Astronomers discovered a new month of the planet Uranus, whom the ship “Voyager 2” did not find


Uranus and some of his frozen months, photo: NASA Image Collection / Alamy / Profimedia Images
Uranus is the planet with the most months in the Solar System, and the James Webb space telescope has discovered an previously unknown one, with a diameter of only 10 kilometers, which raises the number of satellites to 29, reports EFE, quoted by Agerpres.
The new month was preliminary called S/2025 U1. Its official name must be approved by the International Astronomical Union (I take), the main authority in attributing official names to astronomical objects.
“It is a small month, but a significant discovery, something that not even the Voyager 2 spacecraft has seen during his flight almost 40 years ago,” said Maryame El Moutamid from the Southwest Research Institutes in the United States.

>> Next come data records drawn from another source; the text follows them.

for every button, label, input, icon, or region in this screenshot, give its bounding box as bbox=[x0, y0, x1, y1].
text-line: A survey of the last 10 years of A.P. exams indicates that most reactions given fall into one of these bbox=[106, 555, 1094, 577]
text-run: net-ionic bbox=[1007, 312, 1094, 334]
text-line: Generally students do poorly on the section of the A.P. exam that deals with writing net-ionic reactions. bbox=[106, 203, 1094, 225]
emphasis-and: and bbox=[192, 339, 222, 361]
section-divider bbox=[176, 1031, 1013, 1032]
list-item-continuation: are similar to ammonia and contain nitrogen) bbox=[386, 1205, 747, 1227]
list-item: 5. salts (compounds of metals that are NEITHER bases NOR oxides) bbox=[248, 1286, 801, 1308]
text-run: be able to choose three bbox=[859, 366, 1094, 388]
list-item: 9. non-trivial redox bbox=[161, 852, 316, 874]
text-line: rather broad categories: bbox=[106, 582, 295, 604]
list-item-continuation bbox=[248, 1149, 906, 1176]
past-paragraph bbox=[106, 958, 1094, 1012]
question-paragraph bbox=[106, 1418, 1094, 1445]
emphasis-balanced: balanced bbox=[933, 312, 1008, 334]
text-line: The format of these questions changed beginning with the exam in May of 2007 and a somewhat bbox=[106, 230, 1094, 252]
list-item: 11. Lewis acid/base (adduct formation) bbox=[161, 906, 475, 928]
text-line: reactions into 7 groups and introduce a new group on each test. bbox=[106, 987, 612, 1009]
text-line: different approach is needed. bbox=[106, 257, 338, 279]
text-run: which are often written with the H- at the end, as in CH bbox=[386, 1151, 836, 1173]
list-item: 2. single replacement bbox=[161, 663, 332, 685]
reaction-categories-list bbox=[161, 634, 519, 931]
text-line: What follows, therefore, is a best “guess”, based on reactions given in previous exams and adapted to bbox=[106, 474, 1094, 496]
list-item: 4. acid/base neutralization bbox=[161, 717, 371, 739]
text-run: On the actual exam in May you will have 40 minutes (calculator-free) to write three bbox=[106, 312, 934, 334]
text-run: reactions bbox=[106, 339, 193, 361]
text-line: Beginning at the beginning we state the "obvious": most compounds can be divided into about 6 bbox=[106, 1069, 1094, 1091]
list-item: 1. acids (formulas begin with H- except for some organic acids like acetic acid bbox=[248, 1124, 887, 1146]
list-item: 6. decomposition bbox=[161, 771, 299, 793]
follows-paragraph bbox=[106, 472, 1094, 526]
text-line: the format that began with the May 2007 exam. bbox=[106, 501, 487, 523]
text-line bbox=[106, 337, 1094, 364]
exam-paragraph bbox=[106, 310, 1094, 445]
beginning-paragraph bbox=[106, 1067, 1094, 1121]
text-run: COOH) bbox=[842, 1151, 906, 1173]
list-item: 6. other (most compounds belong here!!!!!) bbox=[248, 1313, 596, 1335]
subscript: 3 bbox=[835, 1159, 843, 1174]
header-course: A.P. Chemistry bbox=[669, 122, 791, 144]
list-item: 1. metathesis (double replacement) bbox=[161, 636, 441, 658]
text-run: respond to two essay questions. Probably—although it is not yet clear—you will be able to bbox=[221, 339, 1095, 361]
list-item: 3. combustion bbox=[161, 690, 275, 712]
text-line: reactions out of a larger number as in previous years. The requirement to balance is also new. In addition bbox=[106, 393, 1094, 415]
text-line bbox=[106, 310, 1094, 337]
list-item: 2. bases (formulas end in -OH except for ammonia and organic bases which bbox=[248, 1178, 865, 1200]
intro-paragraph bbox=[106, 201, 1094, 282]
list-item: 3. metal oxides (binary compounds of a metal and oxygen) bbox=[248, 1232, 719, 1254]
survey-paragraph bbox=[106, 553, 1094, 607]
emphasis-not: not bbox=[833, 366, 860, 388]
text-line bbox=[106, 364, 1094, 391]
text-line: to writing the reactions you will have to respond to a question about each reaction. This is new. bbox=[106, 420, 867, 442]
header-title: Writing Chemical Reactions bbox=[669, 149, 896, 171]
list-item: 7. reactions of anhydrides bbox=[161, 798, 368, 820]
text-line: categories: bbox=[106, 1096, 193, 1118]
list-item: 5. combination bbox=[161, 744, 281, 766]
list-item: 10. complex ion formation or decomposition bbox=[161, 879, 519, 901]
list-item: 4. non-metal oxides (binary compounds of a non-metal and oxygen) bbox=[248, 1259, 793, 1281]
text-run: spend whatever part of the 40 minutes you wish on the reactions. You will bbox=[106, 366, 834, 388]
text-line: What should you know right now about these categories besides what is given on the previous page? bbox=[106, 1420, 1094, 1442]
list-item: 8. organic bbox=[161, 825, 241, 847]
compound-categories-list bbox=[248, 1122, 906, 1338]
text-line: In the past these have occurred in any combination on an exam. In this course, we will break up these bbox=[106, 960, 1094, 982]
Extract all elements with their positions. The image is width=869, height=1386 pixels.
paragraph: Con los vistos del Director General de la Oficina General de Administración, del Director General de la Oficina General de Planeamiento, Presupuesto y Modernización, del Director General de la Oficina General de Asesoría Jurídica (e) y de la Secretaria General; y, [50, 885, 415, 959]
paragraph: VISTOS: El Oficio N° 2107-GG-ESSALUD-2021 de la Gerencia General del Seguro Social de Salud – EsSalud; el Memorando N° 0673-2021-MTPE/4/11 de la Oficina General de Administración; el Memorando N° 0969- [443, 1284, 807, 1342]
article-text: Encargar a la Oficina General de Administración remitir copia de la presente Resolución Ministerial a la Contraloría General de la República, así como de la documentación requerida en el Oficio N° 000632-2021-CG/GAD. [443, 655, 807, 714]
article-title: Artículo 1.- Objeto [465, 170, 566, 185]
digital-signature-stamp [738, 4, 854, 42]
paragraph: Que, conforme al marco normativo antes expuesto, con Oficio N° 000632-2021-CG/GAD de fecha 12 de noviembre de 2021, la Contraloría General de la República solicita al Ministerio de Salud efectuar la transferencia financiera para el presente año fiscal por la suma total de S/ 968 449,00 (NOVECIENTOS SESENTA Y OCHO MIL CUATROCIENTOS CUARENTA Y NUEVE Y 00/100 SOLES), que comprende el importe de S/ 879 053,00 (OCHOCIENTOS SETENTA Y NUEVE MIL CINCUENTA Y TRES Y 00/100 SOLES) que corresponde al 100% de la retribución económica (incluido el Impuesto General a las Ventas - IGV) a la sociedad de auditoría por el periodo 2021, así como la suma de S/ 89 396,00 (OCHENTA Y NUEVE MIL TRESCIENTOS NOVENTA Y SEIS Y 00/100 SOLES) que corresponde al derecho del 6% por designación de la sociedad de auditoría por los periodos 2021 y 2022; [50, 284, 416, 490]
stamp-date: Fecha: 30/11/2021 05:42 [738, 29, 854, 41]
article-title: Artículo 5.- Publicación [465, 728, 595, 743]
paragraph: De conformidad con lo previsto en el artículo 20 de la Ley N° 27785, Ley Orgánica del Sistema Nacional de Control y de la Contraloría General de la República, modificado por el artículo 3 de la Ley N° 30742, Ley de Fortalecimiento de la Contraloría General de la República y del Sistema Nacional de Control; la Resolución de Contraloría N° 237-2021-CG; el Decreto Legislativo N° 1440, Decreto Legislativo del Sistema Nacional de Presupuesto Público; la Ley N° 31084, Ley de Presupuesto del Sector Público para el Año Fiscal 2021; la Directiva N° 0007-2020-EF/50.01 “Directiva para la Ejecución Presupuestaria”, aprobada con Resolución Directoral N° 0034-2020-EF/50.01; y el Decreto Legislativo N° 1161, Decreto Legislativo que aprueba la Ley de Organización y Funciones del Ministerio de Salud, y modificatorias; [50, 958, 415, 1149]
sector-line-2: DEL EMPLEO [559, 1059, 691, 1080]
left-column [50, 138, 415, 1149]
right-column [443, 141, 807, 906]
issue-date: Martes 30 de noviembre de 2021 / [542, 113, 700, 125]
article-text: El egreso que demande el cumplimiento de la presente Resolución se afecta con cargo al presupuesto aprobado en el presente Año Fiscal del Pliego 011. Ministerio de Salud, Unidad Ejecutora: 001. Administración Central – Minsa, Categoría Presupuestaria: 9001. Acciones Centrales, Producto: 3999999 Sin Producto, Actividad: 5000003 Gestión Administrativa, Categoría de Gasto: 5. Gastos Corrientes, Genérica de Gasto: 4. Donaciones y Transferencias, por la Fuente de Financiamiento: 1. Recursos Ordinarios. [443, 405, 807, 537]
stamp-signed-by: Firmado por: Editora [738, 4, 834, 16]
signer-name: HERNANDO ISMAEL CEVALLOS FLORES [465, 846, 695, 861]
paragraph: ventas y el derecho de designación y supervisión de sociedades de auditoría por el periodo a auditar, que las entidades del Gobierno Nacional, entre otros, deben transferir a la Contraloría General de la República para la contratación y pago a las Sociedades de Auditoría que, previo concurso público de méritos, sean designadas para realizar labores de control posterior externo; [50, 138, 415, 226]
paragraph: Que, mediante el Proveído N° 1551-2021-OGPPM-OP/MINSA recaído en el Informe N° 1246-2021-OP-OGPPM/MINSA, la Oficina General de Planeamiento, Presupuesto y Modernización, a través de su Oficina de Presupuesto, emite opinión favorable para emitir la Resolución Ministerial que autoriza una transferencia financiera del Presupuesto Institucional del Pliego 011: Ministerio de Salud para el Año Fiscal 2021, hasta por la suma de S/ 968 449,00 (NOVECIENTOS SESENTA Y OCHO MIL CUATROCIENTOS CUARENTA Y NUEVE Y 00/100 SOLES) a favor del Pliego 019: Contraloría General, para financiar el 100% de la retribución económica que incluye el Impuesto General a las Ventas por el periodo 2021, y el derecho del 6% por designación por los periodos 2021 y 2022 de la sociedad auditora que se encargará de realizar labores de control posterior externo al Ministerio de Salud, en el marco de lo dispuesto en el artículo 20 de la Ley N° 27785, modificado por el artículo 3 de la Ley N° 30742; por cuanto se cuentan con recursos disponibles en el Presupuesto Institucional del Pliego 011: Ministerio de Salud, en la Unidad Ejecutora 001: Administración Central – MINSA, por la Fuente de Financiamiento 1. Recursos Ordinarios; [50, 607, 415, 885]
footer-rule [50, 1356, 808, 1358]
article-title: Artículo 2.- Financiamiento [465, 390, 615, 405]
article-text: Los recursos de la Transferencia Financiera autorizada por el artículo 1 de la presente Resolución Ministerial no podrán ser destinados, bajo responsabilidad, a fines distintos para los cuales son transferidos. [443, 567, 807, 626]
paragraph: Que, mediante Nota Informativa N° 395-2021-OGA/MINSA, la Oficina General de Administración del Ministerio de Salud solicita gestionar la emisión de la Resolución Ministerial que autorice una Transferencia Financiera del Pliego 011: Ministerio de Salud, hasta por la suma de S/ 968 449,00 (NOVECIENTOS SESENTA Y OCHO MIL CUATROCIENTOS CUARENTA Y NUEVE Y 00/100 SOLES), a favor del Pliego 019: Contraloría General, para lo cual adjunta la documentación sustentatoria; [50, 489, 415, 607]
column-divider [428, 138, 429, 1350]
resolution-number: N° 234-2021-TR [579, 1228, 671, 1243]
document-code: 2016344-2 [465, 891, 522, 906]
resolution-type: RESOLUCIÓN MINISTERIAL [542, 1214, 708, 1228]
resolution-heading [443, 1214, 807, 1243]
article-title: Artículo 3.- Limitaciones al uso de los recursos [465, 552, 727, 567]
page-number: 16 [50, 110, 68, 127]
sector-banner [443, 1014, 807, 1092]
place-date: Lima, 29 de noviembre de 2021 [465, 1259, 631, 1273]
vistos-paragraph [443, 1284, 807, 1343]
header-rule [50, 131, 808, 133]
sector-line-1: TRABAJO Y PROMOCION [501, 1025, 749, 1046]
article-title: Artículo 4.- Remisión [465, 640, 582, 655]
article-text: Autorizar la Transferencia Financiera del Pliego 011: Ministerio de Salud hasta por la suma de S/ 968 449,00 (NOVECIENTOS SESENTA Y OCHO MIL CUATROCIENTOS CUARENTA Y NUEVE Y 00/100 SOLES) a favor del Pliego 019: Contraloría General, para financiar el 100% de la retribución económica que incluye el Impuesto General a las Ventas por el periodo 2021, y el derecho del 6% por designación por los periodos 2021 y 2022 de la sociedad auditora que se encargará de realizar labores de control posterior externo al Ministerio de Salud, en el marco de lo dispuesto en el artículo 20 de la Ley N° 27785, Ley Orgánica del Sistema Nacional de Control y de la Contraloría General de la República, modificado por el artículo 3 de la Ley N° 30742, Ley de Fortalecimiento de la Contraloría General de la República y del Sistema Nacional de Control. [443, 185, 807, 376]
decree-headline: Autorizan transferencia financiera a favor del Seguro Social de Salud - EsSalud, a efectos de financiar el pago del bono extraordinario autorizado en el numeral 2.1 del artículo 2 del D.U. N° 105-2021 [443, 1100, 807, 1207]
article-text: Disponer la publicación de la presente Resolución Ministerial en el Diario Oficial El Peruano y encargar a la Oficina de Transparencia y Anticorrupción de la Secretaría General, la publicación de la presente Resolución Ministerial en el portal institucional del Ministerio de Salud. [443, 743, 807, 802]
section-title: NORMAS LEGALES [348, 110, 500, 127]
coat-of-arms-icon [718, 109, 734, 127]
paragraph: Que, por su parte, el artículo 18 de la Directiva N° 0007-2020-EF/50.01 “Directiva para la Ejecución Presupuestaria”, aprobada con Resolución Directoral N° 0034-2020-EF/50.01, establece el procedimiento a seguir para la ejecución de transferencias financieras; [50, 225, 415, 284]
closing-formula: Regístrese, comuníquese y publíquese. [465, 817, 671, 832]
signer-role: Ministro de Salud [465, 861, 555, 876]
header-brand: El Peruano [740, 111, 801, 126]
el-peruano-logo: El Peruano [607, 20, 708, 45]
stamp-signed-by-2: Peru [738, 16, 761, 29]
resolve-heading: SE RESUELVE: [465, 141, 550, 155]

One month with a diameter of only 10 kilometers
It is estimated that this month is only 10 kilometers in diameter, which is why it would have gone unnoticed by Voyager 2 and other telescopes, the NASA's American Space Agency informed.
No other planet in the solar system has as many small months as Uranus, and their complex interactions with “suggests a chaotic history that blurs the border between a rings system and a Monday system,” says Matthew Tiscareno from Seti Institute.
The recently discovered month is 56,000 kilometers from the center of Uranus, and its almost circular orbit “suggests that it could have been formed near its current location,” according to astronomers.
It is the fourteenth and lowest in the complex system of internal months, which orbits the older months, with names such as Miranda, Ariel, Umbriel, Titania and Oberon, inspired by characters created by William Shakespeare and Alexander Pope.
This discovery emphasizes, as Moutamid said, the way in which modern astronomy “continues to be based on the inheritance of missions such as Voyager 2, which overcame Uranus on January 24, 1986 and gave Human to the first image of close to this mysterious world.”
Now, almost four decades later, Webb offers “a new perspective on the external solar system” and extends “and more this border”, say scientists.